Спеленут туго, крепко связан, он от людей не ждет поблажки, но треплет, будучи наказан, концы смирительной рубашки.
Когда он пачкает пеленки, то громким голосом хохочет. Какой-то черт сидит в ребенке и человеком стать не хочет.
. . . Воробей не видит сквозь стекло в сумерках сидящих за столом. В комнате и чисто и светло от светильника под потолком.
Если я спрошу у воробья, что он видит, тот ответит мне, что в стекле он видит сам себя, звезды в небе, пятна на луне.

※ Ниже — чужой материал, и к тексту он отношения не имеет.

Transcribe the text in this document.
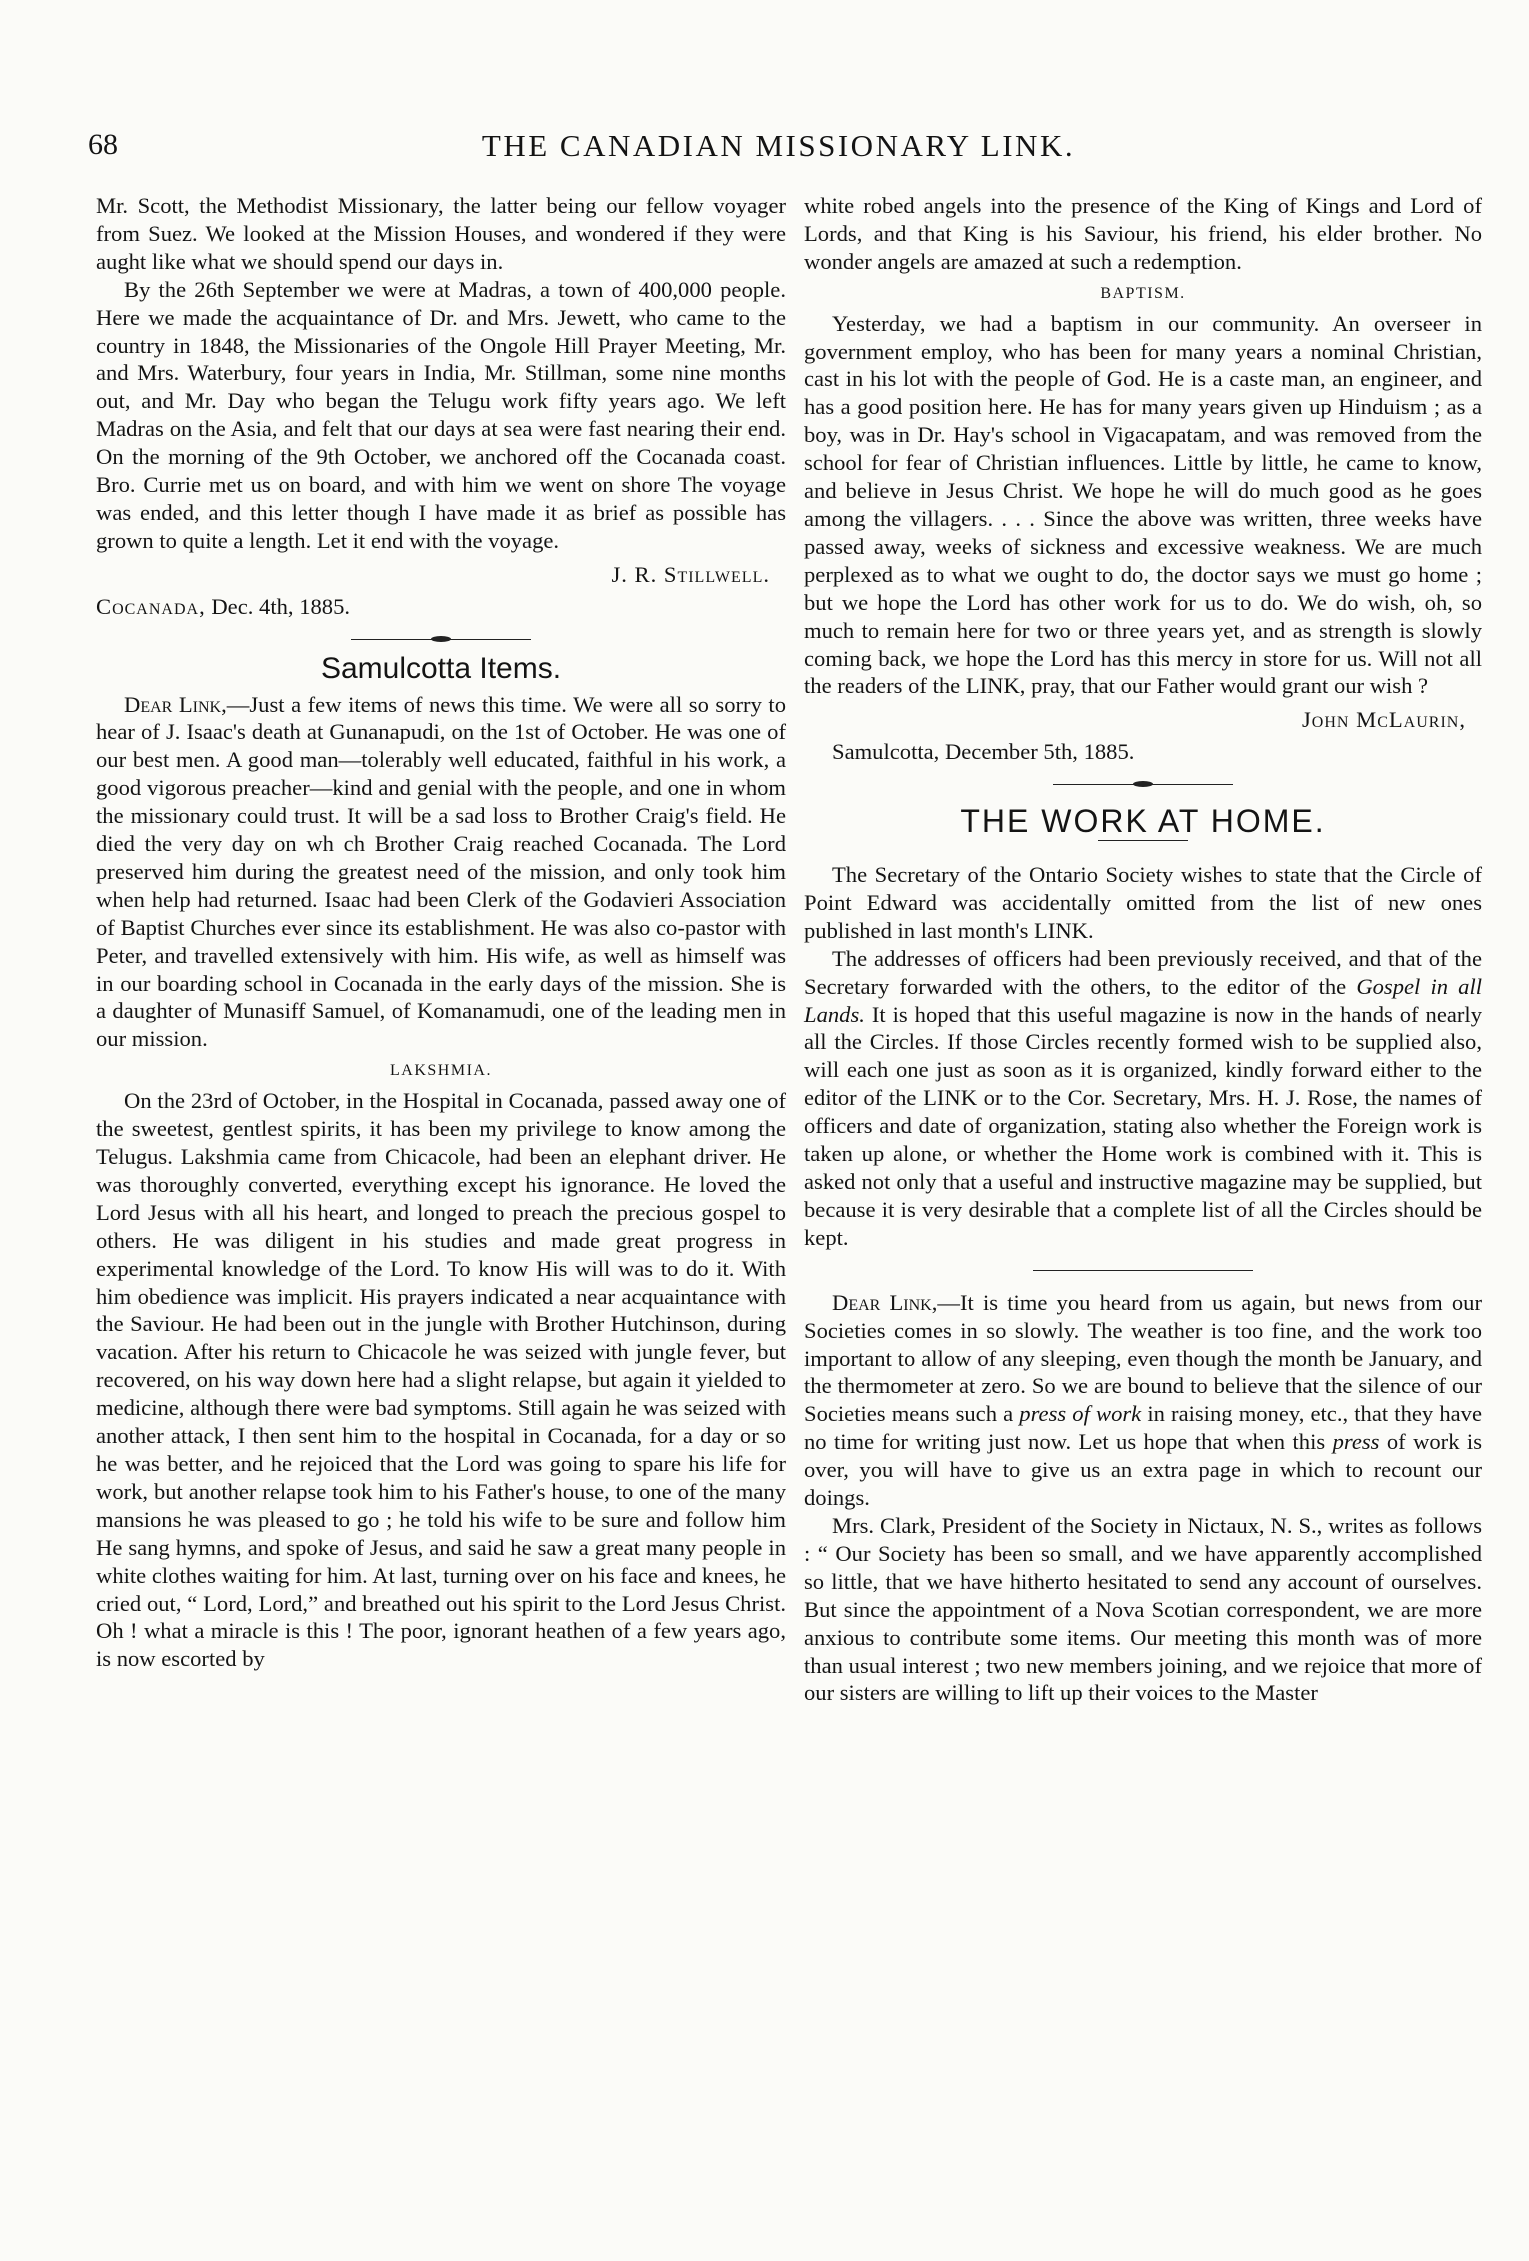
68	THE CANADIAN MISSIONARY LINK.

Mr. Scott, the Methodist Missionary, the latter being our fellow voyager from Suez. We looked at the Mission Houses, and wondered if they were aught like what we should spend our days in.

By the 26th September we were at Madras, a town of 400,000 people. Here we made the acquaintance of Dr. and Mrs. Jewett, who came to the country in 1848, the Missionaries of the Ongole Hill Prayer Meeting, Mr. and Mrs. Waterbury, four years in India, Mr. Stillman, some nine months out, and Mr. Day who began the Telugu work fifty years ago. We left Madras on the Asia, and felt that our days at sea were fast nearing their end. On the morning of the 9th October, we anchored off the Cocanada coast. Bro. Currie met us on board, and with him we went on shore The voyage was ended, and this letter though I have made it as brief as possible has grown to quite a length. Let it end with the voyage.

J. R. Stillwell.

Cocanada, Dec. 4th, 1885.

Samulcotta Items.

Dear Link,—Just a few items of news this time. We were all so sorry to hear of J. Isaac's death at Gunanapudi, on the 1st of October. He was one of our best men. A good man—tolerably well educated, faithful in his work, a good vigorous preacher—kind and genial with the people, and one in whom the missionary could trust. It will be a sad loss to Brother Craig's field. He died the very day on wh ch Brother Craig reached Cocanada. The Lord preserved him during the greatest need of the mission, and only took him when help had returned. Isaac had been Clerk of the Godavieri Association of Baptist Churches ever since its establishment. He was also co-pastor with Peter, and travelled extensively with him. His wife, as well as himself was in our boarding school in Cocanada in the early days of the mission. She is a daughter of Munasiff Samuel, of Komanamudi, one of the leading men in our mission.

LAKSHMIA.

On the 23rd of October, in the Hospital in Cocanada, passed away one of the sweetest, gentlest spirits, it has been my privilege to know among the Telugus. Lakshmia came from Chicacole, had been an elephant driver. He was thoroughly converted, everything except his ignorance. He loved the Lord Jesus with all his heart, and longed to preach the precious gospel to others. He was diligent in his studies and made great progress in experimental knowledge of the Lord. To know His will was to do it. With him obedience was implicit. His prayers indicated a near acquaintance with the Saviour. He had been out in the jungle with Brother Hutchinson, during vacation. After his return to Chicacole he was seized with jungle fever, but recovered, on his way down here had a slight relapse, but again it yielded to medicine, although there were bad symptoms. Still again he was seized with another attack, I then sent him to the hospital in Cocanada, for a day or so he was better, and he rejoiced that the Lord was going to spare his life for work, but another relapse took him to his Father's house, to one of the many mansions he was pleased to go ; he told his wife to be sure and follow him He sang hymns, and spoke of Jesus, and said he saw a great many people in white clothes waiting for him. At last, turning over on his face and knees, he cried out, “ Lord, Lord,” and breathed out his spirit to the Lord Jesus Christ. Oh ! what a miracle is this ! The poor, ignorant heathen of a few years ago, is now escorted by

white robed angels into the presence of the King of Kings and Lord of Lords, and that King is his Saviour, his friend, his elder brother. No wonder angels are amazed at such a redemption.

BAPTISM.

Yesterday, we had a baptism in our community. An overseer in government employ, who has been for many years a nominal Christian, cast in his lot with the people of God. He is a caste man, an engineer, and has a good position here. He has for many years given up Hinduism ; as a boy, was in Dr. Hay's school in Vigacapatam, and was removed from the school for fear of Christian influences. Little by little, he came to know, and believe in Jesus Christ. We hope he will do much good as he goes among the villagers. . . . Since the above was written, three weeks have passed away, weeks of sickness and excessive weakness. We are much perplexed as to what we ought to do, the doctor says we must go home ; but we hope the Lord has other work for us to do. We do wish, oh, so much to remain here for two or three years yet, and as strength is slowly coming back, we hope the Lord has this mercy in store for us. Will not all the readers of the LINK, pray, that our Father would grant our wish ?

John McLaurin,

Samulcotta, December 5th, 1885.

THE WORK AT HOME.

The Secretary of the Ontario Society wishes to state that the Circle of Point Edward was accidentally omitted from the list of new ones published in last month's LINK.

The addresses of officers had been previously received, and that of the Secretary forwarded with the others, to the editor of the Gospel in all Lands. It is hoped that this useful magazine is now in the hands of nearly all the Circles. If those Circles recently formed wish to be supplied also, will each one just as soon as it is organized, kindly forward either to the editor of the LINK or to the Cor. Secretary, Mrs. H. J. Rose, the names of officers and date of organization, stating also whether the Foreign work is taken up alone, or whether the Home work is combined with it. This is asked not only that a useful and instructive magazine may be supplied, but because it is very desirable that a complete list of all the Circles should be kept.

Dear Link,—It is time you heard from us again, but news from our Societies comes in so slowly. The weather is too fine, and the work too important to allow of any sleeping, even though the month be January, and the thermometer at zero. So we are bound to believe that the silence of our Societies means such a press of work in raising money, etc., that they have no time for writing just now. Let us hope that when this press of work is over, you will have to give us an extra page in which to recount our doings.

Mrs. Clark, President of the Society in Nictaux, N. S., writes as follows : “ Our Society has been so small, and we have apparently accomplished so little, that we have hitherto hesitated to send any account of ourselves. But since the appointment of a Nova Scotian correspondent, we are more anxious to contribute some items. Our meeting this month was of more than usual interest ; two new members joining, and we rejoice that more of our sisters are willing to lift up their voices to the Master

Но в упор не видит ничего за окошком — в комнате у нас, в двух шагах не видит никого, только понапрасну пучит глаз.
. . . Нежное, как нёбо у младенца, розовое небо поутру. На веревке сохнут полотенца. Облака трепещут на ветру.
Перевел я взгляд с пожарной вышки на большие светлые цеха, где для консервированья крышки делают, должно быть, на века.
. . . За мною ходит по следам он. Дождь наступает мне на пятки. И ты, как Ева за Адамом, бредешь за мною в плащ-палатке.
В корзине синие рядовки, волнушки, рыжики и грузди. Но дождь все льет без остановки, и неизбывно чувство грусти.
Печаль сердца переполняет, когда под натиском стихии столетний дуб листву роняет, и клен, и липа, и другие.
. . . Занавески в детском санатории голубые, изредка зеленые. редкие кусты на территории, климатом к сырой земле склоненные.
Лают вслед мне псы тупоголовые, будто злоумышленник какой-то я. Морды их изрядно уголовные как-то не внушают мне спокойствия. Жизнь моя на честном слове держится, только словом дорожат немногие. Может быть, любимая мной женщина и еще отдельные двуногие.
. . . Я до дыр проглядел этот мир за окном, словно звездное небо над нами непрестанно глядящий в него астроном, тот, что глаз не смыкает ночами.
На скопление звезд наведет телескоп и глядит в окуляр напряженно, страшно, как Полифем, кровожадный циклоп, на блистательного Аполлона.